Otolaryngology Coding Alert

Reader Question:

9271 Requires 3 Components

Question: A family physician (FP) asks our otolaryngologist to give his opinion on a computerized tomography (CT) that a radiologist read. Our ENT reads the CT and gives his opinion but does not consult with the patient. Should I report 99271 appended with modifier -52 and send a copy of the dictated x-ray interpretation that our physician does?

Maine Subscriber

Answer: The radiologist will likely bill for the CT reading first.
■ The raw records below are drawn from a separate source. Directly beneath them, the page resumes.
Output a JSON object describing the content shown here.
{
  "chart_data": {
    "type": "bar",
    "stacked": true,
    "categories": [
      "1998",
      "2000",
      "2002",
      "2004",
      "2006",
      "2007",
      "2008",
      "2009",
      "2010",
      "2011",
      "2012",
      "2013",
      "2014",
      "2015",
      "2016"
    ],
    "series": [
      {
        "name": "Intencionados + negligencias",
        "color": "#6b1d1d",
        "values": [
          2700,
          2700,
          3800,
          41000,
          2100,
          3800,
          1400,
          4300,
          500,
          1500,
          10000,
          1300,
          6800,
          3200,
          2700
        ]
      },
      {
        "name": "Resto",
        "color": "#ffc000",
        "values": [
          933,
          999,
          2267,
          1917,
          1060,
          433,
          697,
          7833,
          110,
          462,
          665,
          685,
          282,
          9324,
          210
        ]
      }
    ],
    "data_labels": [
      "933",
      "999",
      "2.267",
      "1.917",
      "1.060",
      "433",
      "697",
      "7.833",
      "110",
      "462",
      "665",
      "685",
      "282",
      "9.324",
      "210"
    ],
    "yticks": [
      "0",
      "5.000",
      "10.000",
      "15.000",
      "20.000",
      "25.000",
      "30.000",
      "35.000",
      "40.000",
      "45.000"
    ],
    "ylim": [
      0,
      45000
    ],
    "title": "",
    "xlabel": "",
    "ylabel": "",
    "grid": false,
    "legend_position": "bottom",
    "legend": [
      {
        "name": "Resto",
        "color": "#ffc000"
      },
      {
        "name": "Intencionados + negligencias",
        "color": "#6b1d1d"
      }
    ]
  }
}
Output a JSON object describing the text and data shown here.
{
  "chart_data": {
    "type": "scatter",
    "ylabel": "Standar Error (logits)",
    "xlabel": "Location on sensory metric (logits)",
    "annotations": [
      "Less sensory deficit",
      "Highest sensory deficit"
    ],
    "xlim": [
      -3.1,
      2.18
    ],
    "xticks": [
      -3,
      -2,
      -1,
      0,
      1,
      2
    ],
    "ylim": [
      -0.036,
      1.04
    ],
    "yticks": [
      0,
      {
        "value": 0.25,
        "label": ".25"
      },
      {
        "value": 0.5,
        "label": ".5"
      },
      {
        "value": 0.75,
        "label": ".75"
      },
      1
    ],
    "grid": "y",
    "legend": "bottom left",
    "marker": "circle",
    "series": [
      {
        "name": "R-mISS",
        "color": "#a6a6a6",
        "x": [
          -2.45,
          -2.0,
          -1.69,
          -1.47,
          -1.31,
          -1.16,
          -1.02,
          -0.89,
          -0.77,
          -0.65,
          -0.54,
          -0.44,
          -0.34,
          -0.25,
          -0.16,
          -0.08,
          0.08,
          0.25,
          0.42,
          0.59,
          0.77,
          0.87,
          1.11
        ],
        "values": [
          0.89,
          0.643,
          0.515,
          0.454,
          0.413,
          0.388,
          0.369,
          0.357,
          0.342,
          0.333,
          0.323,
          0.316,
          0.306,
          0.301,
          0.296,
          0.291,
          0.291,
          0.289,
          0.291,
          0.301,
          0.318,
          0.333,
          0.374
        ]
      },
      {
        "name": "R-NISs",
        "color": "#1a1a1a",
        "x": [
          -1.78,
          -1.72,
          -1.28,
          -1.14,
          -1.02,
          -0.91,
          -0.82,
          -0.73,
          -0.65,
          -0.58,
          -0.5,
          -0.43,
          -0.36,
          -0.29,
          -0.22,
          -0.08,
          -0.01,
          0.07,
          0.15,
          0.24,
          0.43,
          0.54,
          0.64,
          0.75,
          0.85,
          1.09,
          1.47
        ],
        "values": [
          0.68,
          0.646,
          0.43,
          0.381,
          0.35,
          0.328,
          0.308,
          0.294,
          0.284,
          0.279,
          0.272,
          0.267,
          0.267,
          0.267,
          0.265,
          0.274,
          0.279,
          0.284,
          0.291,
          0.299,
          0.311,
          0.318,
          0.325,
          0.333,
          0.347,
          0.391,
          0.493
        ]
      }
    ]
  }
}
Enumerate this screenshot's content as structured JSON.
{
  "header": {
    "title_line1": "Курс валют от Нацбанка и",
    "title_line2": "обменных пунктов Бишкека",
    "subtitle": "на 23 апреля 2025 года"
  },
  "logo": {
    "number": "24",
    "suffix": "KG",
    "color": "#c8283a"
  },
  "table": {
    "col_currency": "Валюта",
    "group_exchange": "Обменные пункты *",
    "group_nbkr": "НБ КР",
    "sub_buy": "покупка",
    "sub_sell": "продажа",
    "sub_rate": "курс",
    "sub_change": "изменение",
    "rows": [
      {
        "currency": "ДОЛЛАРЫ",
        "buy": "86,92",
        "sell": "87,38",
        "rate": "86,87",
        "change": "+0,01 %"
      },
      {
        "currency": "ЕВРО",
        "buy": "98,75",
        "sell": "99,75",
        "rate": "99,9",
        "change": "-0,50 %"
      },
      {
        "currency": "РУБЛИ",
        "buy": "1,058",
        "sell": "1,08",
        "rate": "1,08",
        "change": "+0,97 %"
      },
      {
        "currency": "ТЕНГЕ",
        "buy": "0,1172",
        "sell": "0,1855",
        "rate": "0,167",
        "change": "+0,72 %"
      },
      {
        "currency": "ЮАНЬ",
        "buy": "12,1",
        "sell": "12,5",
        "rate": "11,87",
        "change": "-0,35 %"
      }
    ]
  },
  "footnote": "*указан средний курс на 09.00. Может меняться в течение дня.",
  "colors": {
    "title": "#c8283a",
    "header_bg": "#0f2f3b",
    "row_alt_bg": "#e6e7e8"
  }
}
If this is the case, the payer will probably deny the "duplicate" charge.

Furthermore, you should not report 99271 (Confirmatory consultation for a new or established patient ...), which requires face-to-face time and a problem-focused history, a problem-focused examination and straightforward medical decision-making. The ENT only offers his opinion to the FP and does not perform the criteria necessary to bill a confirmatory consultation.

Appending modifier -52 (Reduced services) to 99271 to indicate a reduced service is also inappropriate. The scenario contains no direct patient service, which coding a confirmatory consultation clearly requires.
You should instead have the ENT provide his opinion as a complimentary service to the FP. The courtesy consultation should pay off. The FP who is grateful for the gesture should refer patients to your practice.